Ces principes ne sont pas si abstraits qu’il y paraît. Ils proclament ce que l’expérience montre : la souveraineté du peuple est affaire de rapport de force. Elle n’est jamais octroyée, elle n’est jamais concédée. Les puissants ne s’y résignent jamais. Sans cesse recommencée, la lutte pour la souveraineté du peuple consiste à en conquérir puis à en maintenir la puissance. C’est d’ailleurs l’objet initial de la Révolution citoyenne dont je me réclame. Elle ne triomphe qu’en acquérant les moyens de puissance du peuple lui permettant de vaincre les entraves qui le retiennent hors du pouvoir sur son histoire.

Si nous sommes victorieux dans les urnes en 2022, on pourrait qualifier la ligne de conduite de notre gouvernement comme un programme de souveraineté élargie. Il travaillerait en effet à élargir le pouvoir du peuple aux domaines dont il est actuellement exclu et à lever partout les dominations le limitant. Je le répète : la souveraineté populaire désigne ici la capacité du peuple à disposer librement de tout ce qui concerne sa vie collective.

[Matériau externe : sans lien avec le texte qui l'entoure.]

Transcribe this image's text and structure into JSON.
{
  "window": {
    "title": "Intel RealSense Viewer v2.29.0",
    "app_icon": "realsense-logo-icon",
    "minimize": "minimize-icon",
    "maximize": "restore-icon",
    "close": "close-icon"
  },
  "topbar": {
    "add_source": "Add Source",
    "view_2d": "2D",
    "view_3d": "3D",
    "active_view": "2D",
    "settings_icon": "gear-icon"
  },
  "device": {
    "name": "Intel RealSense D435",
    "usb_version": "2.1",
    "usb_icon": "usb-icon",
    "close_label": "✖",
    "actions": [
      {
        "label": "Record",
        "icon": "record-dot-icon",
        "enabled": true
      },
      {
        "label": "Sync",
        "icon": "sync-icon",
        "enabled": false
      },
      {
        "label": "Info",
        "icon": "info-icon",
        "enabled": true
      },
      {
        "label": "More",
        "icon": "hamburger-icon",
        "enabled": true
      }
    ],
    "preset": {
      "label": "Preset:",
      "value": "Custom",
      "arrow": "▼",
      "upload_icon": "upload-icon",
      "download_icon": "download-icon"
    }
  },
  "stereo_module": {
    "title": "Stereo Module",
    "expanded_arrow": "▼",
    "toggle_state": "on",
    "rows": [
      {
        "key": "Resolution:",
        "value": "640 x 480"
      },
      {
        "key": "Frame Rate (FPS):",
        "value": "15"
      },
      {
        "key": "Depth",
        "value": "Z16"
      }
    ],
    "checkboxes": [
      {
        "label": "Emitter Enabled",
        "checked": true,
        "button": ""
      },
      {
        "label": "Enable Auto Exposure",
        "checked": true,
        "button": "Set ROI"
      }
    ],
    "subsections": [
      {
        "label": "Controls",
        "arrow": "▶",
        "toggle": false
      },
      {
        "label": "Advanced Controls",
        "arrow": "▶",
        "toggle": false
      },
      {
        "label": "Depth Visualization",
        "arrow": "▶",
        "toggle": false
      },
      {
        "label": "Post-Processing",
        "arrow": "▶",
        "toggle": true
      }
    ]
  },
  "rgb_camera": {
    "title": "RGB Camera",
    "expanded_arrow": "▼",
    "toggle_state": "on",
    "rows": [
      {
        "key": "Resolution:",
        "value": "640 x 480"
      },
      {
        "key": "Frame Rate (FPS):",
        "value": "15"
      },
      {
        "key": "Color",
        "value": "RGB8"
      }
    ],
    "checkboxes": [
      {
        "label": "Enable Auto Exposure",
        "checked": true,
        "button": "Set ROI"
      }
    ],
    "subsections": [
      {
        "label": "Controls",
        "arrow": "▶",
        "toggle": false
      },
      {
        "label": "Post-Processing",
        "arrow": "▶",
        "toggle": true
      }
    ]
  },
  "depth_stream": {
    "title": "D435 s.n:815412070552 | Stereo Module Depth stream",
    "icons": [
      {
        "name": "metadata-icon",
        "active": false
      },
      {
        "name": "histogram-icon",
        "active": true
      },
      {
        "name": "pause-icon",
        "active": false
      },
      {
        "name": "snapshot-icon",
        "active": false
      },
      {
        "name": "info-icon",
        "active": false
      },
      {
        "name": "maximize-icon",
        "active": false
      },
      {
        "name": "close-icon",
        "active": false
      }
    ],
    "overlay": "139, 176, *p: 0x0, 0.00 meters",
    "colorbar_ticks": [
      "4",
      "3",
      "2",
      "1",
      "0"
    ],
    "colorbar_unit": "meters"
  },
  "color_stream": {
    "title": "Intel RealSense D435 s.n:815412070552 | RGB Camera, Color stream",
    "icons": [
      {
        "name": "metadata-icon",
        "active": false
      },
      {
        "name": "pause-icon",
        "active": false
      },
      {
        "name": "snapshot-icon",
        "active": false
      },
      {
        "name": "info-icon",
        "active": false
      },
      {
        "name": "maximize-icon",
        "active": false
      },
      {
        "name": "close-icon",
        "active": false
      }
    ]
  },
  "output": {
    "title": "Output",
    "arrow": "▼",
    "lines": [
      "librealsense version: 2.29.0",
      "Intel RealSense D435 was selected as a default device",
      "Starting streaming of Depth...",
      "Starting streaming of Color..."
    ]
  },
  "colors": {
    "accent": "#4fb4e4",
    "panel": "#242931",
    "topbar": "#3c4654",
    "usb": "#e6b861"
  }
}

À la volonté populaire, il faut donc faire correspondre les moyens de la réaliser. Ceux qui comme moi ont observé, pour apprendre d’eux, les gouvernements de la vague démocratique en Amérique latine savent que le déficit de puissance fut le principal obstacle à surmonter.

Capacité d’agir

Entrons donc à présent dans les aspects concrets que nos conceptions impliquent. Affirmons que les meilleurs programmes sont condamnés à rester une liste de vœux pieux sans les capacités disponibles pour les réaliser. Ces capacités sont la disponibilité populaire, le caractère collectif de la prise de décision, le niveau d’éducation et de qualification, le capital industriel accumulé, la qualité des services publics, la solidité de l’État, ses capacités de financement ou la sûreté du territoire. Il est impossible de faire l’impasse sur ces éléments. Combien de gouvernements de transformation sociale, dans des pays que des impérialismes avaient maintenus dans une forme de sous-développement, ont dû composer parce qu’ils trébuchaient face à la difficulté de réunir les moyens de réalisation d’une décision ?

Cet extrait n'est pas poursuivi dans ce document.